A parte alcuni capitoli (quindici in totale), il giocatore potrà sempre scegliere se usare Ray o Thomas. I due hanno a disposizione armi e abilità differenti che rendono diverso l’approccio ai livelli, ma per quasi tutto il gioco sono chiamati a collaborare e a coprirsi a vicenda. Ray è il più brutale, ama l’approccio diretto, può impugnare due pistole contemporaneamente e sa usare la dinamite. Thomas è più sottile, ha delle capacità furtive (sottoutilizzate per tutta l’avventura, in verità), sa maneggiare i coltelli, è un abile arciere e può usare un lazo per arrampicarsi su sporgenze altrimenti irraggiungibili.

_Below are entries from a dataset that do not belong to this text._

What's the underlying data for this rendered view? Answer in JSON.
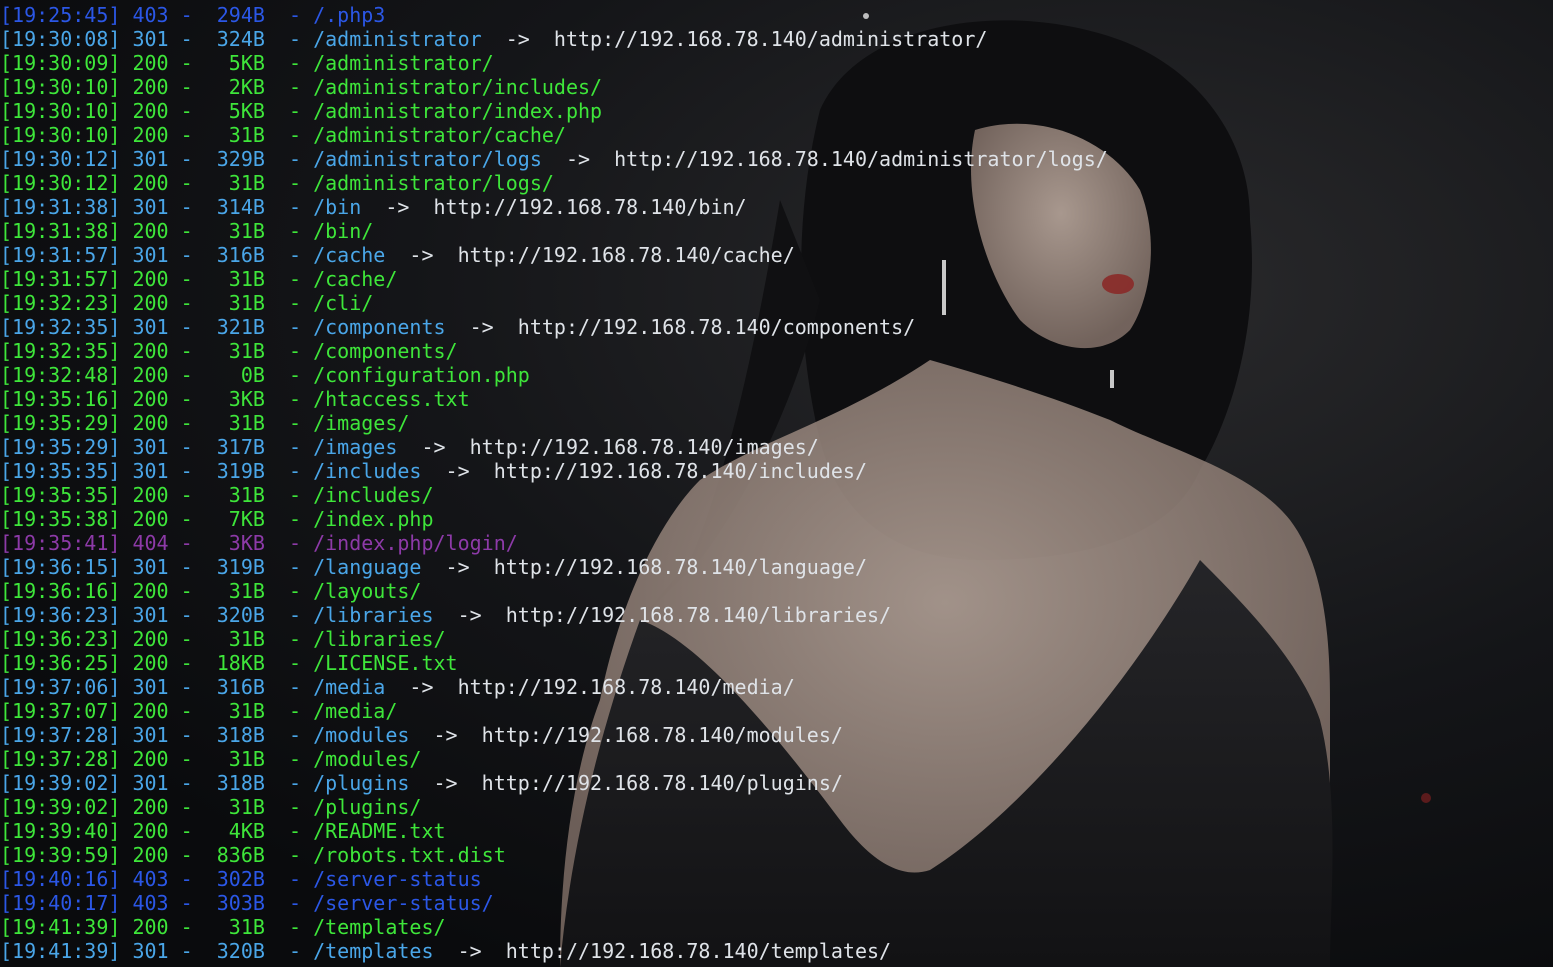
{
  "terminal": {
    "colors": {
      "ok": "#3ee63a",
      "redirect": "#4aa6e8",
      "forbidden": "#2b57e6",
      "not_found": "#8d3aa8",
      "url": "#dfe3e8"
    },
    "lines": [
      {
        "time": "[19:25:45]",
        "code": "403",
        "size": "294B",
        "path": "/.php3",
        "redirect": ""
      },
      {
        "time": "[19:30:08]",
        "code": "301",
        "size": "324B",
        "path": "/administrator",
        "redirect": "http://192.168.78.140/administrator/"
      },
      {
        "time": "[19:30:09]",
        "code": "200",
        "size": "5KB",
        "path": "/administrator/",
        "redirect": ""
      },
      {
        "time": "[19:30:10]",
        "code": "200",
        "size": "2KB",
        "path": "/administrator/includes/",
        "redirect": ""
      },
      {
        "time": "[19:30:10]",
        "code": "200",
        "size": "5KB",
        "path": "/administrator/index.php",
        "redirect": ""
      },
      {
        "time": "[19:30:10]",
        "code": "200",
        "size": "31B",
        "path": "/administrator/cache/",
        "redirect": ""
      },
      {
        "time": "[19:30:12]",
        "code": "301",
        "size": "329B",
        "path": "/administrator/logs",
        "redirect": "http://192.168.78.140/administrator/logs/"
      },
      {
        "time": "[19:30:12]",
        "code": "200",
        "size": "31B",
        "path": "/administrator/logs/",
        "redirect": ""
      },
      {
        "time": "[19:31:38]",
        "code": "301",
        "size": "314B",
        "path": "/bin",
        "redirect": "http://192.168.78.140/bin/"
      },
      {
        "time": "[19:31:38]",
        "code": "200",
        "size": "31B",
        "path": "/bin/",
        "redirect": ""
      },
      {
        "time": "[19:31:57]",
        "code": "301",
        "size": "316B",
        "path": "/cache",
        "redirect": "http://192.168.78.140/cache/"
      },
      {
        "time": "[19:31:57]",
        "code": "200",
        "size": "31B",
        "path": "/cache/",
        "redirect": ""
      },
      {
        "time": "[19:32:23]",
        "code": "200",
        "size": "31B",
        "path": "/cli/",
        "redirect": ""
      },
      {
        "time": "[19:32:35]",
        "code": "301",
        "size": "321B",
        "path": "/components",
        "redirect": "http://192.168.78.140/components/"
      },
      {
        "time": "[19:32:35]",
        "code": "200",
        "size": "31B",
        "path": "/components/",
        "redirect": ""
      },
      {
        "time": "[19:32:48]",
        "code": "200",
        "size": "0B",
        "path": "/configuration.php",
        "redirect": ""
      },
      {
        "time": "[19:35:16]",
        "code": "200",
        "size": "3KB",
        "path": "/htaccess.txt",
        "redirect": ""
      },
      {
        "time": "[19:35:29]",
        "code": "200",
        "size": "31B",
        "path": "/images/",
        "redirect": ""
      },
      {
        "time": "[19:35:29]",
        "code": "301",
        "size": "317B",
        "path": "/images",
        "redirect": "http://192.168.78.140/images/"
      },
      {
        "time": "[19:35:35]",
        "code": "301",
        "size": "319B",
        "path": "/includes",
        "redirect": "http://192.168.78.140/includes/"
      },
      {
        "time": "[19:35:35]",
        "code": "200",
        "size": "31B",
        "path": "/includes/",
        "redirect": ""
      },
      {
        "time": "[19:35:38]",
        "code": "200",
        "size": "7KB",
        "path": "/index.php",
        "redirect": ""
      },
      {
        "time": "[19:35:41]",
        "code": "404",
        "size": "3KB",
        "path": "/index.php/login/",
        "redirect": ""
      },
      {
        "time": "[19:36:15]",
        "code": "301",
        "size": "319B",
        "path": "/language",
        "redirect": "http://192.168.78.140/language/"
      },
      {
        "time": "[19:36:16]",
        "code": "200",
        "size": "31B",
        "path": "/layouts/",
        "redirect": ""
      },
      {
        "time": "[19:36:23]",
        "code": "301",
        "size": "320B",
        "path": "/libraries",
        "redirect": "http://192.168.78.140/libraries/"
      },
      {
        "time": "[19:36:23]",
        "code": "200",
        "size": "31B",
        "path": "/libraries/",
        "redirect": ""
      },
      {
        "time": "[19:36:25]",
        "code": "200",
        "size": "18KB",
        "path": "/LICENSE.txt",
        "redirect": ""
      },
      {
        "time": "[19:37:06]",
        "code": "301",
        "size": "316B",
        "path": "/media",
        "redirect": "http://192.168.78.140/media/"
      },
      {
        "time": "[19:37:07]",
        "code": "200",
        "size": "31B",
        "path": "/media/",
        "redirect": ""
      },
      {
        "time": "[19:37:28]",
        "code": "301",
        "size": "318B",
        "path": "/modules",
        "redirect": "http://192.168.78.140/modules/"
      },
      {
        "time": "[19:37:28]",
        "code": "200",
        "size": "31B",
        "path": "/modules/",
        "redirect": ""
      },
      {
        "time": "[19:39:02]",
        "code": "301",
        "size": "318B",
        "path": "/plugins",
        "redirect": "http://192.168.78.140/plugins/"
      },
      {
        "time": "[19:39:02]",
        "code": "200",
        "size": "31B",
        "path": "/plugins/",
        "redirect": ""
      },
      {
        "time": "[19:39:40]",
        "code": "200",
        "size": "4KB",
        "path": "/README.txt",
        "redirect": ""
      },
      {
        "time": "[19:39:59]",
        "code": "200",
        "size": "836B",
        "path": "/robots.txt.dist",
        "redirect": ""
      },
      {
        "time": "[19:40:16]",
        "code": "403",
        "size": "302B",
        "path": "/server-status",
        "redirect": ""
      },
      {
        "time": "[19:40:17]",
        "code": "403",
        "size": "303B",
        "path": "/server-status/",
        "redirect": ""
      },
      {
        "time": "[19:41:39]",
        "code": "200",
        "size": "31B",
        "path": "/templates/",
        "redirect": ""
      },
      {
        "time": "[19:41:39]",
        "code": "301",
        "size": "320B",
        "path": "/templates",
        "redirect": "http://192.168.78.140/templates/"
      }
    ]
  }
}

A personaggio differente spesso corrispondono compiti e biforcazioni differenti, fattore che invita a ripetere i livelli usando entrambi. In verità le differenze non sono sempre marcatissime, ma lo sforzo è apprezzabile. L’ambientazione è quella del vecchio West, uno dei West migliori mai visti nei videogiochi, con città polverose piene di banditi sputazzanti e cittadini impauriti che si alternano a montagne rigogliose dove vivono tribù indiane sospettose nei confronti dell’uomo bianco, ma realisticamente anche in guerra tra loro. Le scene d’azione sono piuttosto tipiche, con sparatorie continue, inseguimenti, carri da scortare e così via. Interessante la presenza di due livelli free roaming in cui si possono prendere delle missioni extra-narrative per ottenere un po’ di soldi e comprare delle armi migliori.

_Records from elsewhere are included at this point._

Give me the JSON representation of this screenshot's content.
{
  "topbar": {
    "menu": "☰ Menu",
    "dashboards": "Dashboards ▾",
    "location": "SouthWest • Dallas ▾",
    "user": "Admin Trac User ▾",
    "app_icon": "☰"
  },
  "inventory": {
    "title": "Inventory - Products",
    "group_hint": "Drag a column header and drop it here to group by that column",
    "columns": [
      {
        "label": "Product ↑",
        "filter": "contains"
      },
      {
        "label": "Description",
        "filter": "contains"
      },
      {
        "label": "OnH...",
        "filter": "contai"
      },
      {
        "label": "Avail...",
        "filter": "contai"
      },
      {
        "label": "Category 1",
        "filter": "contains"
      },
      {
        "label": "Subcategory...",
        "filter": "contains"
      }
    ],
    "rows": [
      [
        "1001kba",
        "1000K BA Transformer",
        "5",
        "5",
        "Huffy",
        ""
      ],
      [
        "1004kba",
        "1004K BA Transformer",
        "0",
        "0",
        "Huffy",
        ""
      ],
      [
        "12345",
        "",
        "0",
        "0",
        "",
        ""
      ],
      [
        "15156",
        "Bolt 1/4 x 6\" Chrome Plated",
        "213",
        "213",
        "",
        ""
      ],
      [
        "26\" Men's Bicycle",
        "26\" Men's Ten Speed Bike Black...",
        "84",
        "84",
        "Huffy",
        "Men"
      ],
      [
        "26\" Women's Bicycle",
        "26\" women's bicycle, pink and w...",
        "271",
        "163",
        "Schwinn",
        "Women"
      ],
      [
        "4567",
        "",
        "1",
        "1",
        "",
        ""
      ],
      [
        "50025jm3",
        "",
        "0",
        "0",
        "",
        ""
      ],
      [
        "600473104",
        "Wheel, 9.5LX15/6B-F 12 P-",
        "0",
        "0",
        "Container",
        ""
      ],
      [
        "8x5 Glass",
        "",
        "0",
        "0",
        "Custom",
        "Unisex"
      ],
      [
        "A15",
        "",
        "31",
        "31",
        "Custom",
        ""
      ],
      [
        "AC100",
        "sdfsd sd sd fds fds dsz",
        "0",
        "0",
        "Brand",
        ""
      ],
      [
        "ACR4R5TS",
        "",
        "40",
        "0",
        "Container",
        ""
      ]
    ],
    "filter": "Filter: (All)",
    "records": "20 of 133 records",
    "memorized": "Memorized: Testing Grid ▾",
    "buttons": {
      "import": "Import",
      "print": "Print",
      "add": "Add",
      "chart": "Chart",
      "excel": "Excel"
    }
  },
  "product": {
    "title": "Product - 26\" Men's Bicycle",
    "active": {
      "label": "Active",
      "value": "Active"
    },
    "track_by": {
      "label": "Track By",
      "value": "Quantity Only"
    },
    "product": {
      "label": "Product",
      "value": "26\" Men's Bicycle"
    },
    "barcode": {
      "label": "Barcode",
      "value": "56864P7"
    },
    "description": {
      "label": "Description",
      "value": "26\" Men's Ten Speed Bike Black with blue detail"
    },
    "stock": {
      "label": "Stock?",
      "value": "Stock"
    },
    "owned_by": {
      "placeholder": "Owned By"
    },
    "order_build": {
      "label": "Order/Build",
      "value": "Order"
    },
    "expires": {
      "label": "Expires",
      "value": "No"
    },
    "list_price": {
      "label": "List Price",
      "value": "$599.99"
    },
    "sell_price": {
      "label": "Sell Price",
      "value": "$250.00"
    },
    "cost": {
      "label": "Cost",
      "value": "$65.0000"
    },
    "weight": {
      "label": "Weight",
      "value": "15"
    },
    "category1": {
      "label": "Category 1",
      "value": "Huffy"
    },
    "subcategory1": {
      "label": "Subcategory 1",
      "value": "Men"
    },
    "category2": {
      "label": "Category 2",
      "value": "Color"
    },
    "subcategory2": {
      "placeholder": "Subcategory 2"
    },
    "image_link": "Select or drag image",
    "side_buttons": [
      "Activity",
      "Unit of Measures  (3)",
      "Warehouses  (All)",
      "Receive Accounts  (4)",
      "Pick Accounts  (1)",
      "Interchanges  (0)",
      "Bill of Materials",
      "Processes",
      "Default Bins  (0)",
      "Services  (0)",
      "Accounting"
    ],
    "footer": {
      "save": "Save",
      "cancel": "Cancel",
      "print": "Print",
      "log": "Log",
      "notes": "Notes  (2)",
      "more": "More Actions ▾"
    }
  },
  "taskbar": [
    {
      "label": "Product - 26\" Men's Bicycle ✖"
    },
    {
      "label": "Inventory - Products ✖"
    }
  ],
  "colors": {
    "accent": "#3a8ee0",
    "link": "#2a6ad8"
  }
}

Per allungare la longevità del gioco, che non dura moltissimo, gli sviluppatori hanno disseminato le mappe di segreti da trovare che sbloccano contenuti extra accessibili dal menu principale. Si tratta di ricerche supplementari non necessarie per finire il gioco, ma suppongo che a qualcuno interessino e che, soprattutto, su Xbox 360 e PS3 siano legate agli Obiettivi e ai Trofei (se sbaglio offendetemi pure).
Commento: Dopo aver letto numerose opinioni discordanti su Call of Juarez: Bound in Blood, ero molto dubbioso sul gioco. Invece ho finito per apprezzarlo. Sarà il senso del tragico che lo pervade dall’inizio alla fine, sarà che si parla tanto di narrazione nei videogiochi e quando ne escono con trame decenti vengono ignorati, sarà che ho trovato le ambientazioni ben fatte e affascinanti, per quanto stereotipate (va anche detto che il western videoludico non ha molto da dire più di quello che ha già detto al cinema… vedremo come se la caverà Red Dead Redemption da questo punto di vista), sarà anche, perché no, la curiosità di vedere la genesi di uno dei personaggi migliori del primo videogioco… insomma, l’ho trovato interessante e appassionante. E pensare che stavo per perderlo, retrocedendolo a seconda scelta. Una sorpresa.